Reputation: 8042
Keep in mind that the user does NOT have to click the submit nput. They could tab over to it and push enter.
So considering all ways a form can be submitted, how can you determine which one was used to submit the form inside the submit event. I have different names on the two submit elements.
Upvotes: 1
Views: 170
Reputation: 413712
Any action that triggers a submit button — be it an actual mouse click or some keyboard action — still triggers a "click" event and still causes the input to be included as a form parameter.
That is, if you see a form parameter with your input field's name and value, you know that that submit button was clicked.

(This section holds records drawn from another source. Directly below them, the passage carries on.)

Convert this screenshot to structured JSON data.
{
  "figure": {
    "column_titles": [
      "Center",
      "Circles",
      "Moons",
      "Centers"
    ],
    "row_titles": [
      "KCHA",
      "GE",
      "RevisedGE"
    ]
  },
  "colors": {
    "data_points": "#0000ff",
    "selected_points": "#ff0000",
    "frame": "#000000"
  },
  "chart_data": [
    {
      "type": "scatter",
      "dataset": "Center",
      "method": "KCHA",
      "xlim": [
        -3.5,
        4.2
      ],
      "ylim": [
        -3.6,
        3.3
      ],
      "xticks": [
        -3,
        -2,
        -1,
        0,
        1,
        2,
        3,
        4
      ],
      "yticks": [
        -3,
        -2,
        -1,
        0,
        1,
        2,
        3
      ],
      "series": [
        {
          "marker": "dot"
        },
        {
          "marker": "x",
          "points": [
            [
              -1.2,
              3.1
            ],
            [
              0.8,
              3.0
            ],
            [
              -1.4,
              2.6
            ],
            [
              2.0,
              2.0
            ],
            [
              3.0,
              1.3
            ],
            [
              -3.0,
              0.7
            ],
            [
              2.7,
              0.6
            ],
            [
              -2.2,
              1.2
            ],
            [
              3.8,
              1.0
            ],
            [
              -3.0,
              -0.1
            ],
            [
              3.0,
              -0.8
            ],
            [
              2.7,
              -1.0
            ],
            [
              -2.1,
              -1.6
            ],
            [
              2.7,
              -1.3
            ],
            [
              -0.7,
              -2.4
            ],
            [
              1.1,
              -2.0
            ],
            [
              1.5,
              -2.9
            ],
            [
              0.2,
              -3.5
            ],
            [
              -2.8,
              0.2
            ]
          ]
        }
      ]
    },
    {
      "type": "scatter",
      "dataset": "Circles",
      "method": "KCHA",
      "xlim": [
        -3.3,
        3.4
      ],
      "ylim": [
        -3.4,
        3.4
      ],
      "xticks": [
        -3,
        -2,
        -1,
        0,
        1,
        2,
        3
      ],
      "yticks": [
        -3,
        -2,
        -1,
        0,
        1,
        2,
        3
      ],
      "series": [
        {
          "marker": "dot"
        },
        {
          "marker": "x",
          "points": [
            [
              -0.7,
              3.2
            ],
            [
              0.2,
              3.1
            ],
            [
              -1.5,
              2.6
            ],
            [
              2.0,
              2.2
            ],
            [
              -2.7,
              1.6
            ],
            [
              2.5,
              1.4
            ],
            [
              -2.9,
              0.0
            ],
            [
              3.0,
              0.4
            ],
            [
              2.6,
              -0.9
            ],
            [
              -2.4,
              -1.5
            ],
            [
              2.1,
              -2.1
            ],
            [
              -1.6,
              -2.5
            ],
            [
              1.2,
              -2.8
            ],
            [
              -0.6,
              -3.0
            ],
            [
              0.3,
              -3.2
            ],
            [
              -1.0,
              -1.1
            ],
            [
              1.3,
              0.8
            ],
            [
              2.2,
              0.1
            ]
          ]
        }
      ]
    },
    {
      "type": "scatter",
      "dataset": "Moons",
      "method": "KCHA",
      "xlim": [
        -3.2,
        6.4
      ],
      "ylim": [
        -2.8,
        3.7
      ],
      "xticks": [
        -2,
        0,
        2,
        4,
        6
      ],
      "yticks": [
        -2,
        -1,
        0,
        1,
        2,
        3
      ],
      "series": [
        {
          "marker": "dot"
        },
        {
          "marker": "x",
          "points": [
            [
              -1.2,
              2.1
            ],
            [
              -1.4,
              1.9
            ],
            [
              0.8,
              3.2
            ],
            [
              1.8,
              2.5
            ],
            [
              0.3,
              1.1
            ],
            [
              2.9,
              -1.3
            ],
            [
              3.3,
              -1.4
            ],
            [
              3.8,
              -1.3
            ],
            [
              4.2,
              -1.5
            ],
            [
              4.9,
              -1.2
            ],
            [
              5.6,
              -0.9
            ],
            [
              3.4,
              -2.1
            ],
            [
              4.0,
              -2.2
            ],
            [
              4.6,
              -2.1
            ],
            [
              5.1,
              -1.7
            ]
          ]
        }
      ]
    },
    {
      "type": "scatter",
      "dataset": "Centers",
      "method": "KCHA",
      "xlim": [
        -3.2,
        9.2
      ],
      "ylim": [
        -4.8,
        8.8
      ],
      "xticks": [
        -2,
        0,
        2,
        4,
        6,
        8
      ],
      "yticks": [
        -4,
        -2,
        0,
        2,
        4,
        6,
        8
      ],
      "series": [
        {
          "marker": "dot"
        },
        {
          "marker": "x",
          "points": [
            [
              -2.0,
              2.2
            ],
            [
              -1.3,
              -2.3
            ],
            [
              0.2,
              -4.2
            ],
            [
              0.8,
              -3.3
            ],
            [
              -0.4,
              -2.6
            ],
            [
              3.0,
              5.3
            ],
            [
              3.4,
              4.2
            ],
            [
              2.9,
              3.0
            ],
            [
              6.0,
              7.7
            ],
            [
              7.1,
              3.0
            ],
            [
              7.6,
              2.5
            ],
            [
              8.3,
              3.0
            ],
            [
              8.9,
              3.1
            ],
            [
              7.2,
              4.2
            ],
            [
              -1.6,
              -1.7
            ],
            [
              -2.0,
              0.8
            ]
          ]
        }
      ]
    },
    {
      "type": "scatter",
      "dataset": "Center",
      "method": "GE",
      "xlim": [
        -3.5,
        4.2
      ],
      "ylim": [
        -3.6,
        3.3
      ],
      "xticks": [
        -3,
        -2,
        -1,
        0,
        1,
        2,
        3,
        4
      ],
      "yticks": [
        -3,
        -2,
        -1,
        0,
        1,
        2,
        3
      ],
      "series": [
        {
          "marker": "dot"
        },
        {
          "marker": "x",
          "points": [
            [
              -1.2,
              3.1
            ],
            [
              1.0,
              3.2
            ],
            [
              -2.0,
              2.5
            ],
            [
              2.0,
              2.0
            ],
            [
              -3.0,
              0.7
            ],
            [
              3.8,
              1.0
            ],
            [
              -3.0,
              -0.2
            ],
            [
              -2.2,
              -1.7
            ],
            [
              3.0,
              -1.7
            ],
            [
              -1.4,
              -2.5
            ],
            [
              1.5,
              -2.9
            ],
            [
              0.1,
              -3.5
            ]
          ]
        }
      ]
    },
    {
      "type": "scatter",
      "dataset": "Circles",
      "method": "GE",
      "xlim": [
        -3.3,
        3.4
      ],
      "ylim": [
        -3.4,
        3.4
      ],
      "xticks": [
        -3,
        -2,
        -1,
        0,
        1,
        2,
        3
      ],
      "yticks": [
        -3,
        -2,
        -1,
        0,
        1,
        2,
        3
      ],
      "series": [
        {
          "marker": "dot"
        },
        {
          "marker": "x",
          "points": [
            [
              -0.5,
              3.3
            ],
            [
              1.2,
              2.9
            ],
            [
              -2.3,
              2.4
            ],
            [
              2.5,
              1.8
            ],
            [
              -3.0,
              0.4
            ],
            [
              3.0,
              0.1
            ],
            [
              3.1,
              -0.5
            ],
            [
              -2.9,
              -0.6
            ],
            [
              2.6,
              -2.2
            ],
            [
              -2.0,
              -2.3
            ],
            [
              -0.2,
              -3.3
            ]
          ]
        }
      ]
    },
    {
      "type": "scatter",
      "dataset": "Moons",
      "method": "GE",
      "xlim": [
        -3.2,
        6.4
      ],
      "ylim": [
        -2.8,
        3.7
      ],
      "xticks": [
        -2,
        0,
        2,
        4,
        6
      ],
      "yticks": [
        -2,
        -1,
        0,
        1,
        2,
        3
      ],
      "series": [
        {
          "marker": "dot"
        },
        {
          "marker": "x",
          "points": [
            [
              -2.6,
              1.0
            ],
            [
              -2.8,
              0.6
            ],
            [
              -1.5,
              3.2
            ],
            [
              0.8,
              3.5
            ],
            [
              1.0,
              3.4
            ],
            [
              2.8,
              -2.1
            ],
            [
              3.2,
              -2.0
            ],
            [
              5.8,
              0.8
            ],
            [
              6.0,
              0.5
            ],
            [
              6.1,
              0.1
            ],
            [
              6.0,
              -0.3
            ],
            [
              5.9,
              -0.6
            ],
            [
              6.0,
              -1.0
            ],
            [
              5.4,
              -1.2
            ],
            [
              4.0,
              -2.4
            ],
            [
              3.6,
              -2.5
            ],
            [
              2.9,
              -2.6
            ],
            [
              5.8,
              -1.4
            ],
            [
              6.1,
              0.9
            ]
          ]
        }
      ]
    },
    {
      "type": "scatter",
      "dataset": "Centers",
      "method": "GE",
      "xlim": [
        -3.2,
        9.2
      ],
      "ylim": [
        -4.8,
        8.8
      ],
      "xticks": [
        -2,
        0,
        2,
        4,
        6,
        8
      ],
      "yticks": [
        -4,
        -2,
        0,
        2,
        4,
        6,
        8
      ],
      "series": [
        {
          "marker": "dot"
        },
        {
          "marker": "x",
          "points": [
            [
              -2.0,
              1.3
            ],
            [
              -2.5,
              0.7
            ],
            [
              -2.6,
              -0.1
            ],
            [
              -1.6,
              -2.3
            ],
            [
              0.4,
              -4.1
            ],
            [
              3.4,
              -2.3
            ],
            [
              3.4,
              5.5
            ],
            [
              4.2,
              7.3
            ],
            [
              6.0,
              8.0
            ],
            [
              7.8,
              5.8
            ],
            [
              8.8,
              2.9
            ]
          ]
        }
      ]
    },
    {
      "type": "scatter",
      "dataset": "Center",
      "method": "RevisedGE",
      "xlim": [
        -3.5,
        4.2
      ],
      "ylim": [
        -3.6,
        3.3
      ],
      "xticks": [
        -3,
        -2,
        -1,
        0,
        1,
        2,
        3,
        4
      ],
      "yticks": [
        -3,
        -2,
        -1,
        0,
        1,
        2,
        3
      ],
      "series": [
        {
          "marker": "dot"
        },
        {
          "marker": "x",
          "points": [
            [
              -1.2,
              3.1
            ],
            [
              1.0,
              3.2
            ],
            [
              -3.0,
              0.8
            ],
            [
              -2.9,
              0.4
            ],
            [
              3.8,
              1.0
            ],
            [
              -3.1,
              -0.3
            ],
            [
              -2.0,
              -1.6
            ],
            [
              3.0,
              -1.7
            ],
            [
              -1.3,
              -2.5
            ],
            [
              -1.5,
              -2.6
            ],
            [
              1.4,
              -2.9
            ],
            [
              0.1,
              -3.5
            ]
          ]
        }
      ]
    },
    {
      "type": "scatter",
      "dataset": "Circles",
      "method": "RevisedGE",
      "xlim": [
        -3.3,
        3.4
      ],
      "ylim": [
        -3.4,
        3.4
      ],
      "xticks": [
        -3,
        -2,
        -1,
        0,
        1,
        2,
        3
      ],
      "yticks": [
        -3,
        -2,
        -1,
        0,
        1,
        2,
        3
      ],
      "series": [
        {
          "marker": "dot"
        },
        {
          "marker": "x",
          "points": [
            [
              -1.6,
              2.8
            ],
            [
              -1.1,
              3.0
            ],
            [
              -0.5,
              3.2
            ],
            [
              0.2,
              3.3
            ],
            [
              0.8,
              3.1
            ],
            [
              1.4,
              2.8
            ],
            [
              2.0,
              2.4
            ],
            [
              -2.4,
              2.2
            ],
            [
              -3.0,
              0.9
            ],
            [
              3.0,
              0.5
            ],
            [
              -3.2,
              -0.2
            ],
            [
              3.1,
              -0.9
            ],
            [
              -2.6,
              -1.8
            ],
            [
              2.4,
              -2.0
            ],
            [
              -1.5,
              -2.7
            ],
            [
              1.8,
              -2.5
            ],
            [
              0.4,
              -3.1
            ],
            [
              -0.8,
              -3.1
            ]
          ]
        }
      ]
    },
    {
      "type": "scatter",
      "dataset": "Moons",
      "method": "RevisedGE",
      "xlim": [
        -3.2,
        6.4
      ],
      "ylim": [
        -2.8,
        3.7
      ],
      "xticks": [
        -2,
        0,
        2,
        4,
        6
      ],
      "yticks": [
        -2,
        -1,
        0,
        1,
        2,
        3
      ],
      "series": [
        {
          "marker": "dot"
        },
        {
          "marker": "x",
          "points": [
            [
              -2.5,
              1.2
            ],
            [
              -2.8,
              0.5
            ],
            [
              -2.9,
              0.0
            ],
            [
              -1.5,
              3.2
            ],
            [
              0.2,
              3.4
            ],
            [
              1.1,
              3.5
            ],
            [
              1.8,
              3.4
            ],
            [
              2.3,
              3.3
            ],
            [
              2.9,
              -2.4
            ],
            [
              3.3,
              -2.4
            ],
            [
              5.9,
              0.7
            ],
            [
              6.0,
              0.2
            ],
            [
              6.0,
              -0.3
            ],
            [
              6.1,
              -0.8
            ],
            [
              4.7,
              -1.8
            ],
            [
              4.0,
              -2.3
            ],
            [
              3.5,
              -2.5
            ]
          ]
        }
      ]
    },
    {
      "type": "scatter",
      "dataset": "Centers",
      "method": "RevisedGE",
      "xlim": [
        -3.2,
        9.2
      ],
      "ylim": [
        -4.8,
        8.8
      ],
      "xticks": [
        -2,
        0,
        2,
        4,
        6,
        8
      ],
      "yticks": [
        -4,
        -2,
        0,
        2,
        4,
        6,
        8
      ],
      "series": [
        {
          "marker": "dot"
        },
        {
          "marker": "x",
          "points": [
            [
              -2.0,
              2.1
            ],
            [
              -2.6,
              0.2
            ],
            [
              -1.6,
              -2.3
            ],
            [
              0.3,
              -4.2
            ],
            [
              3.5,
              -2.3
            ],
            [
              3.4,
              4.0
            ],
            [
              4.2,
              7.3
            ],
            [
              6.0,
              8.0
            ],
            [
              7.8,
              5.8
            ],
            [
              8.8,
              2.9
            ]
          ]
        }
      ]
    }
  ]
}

edit — if the form submit happens because you hit "Enter" in a text field, the browser picks the first submit button (I think; that seems to be what Firefox does at least). (Wait; scratch that; Firefox seems to find the next "submit" input after the element that had focus when "Enter" was pressed ...)
Thus:
<form action='whatever' method='post'>
<input type='text' name='text'>
<input name='submit1' value='submit1' type='submit'>
<input name='submit2' value='submit2' type='submit'>
</form>
Hitting "Enter" in the text field would result in "submit1=submit1" being a form parameter, as would hitting "Enter" when "submit1" had focus. Tabbing to "submit2" and hitting "Enter" would result in "submit2=submit2" being among the parameters.
In either case, only one of the "submit" inputs shows up in the parameter list.
Upvotes: 4
Reputation: 3279
Instead of using different names, use different values, e.g:
<input type="submit" name="submit" value="Submit A">
<input type="submit" name="submit" value="Submit B">
You can also use buttons instead of inputs if you'd like the labels to be different from the values.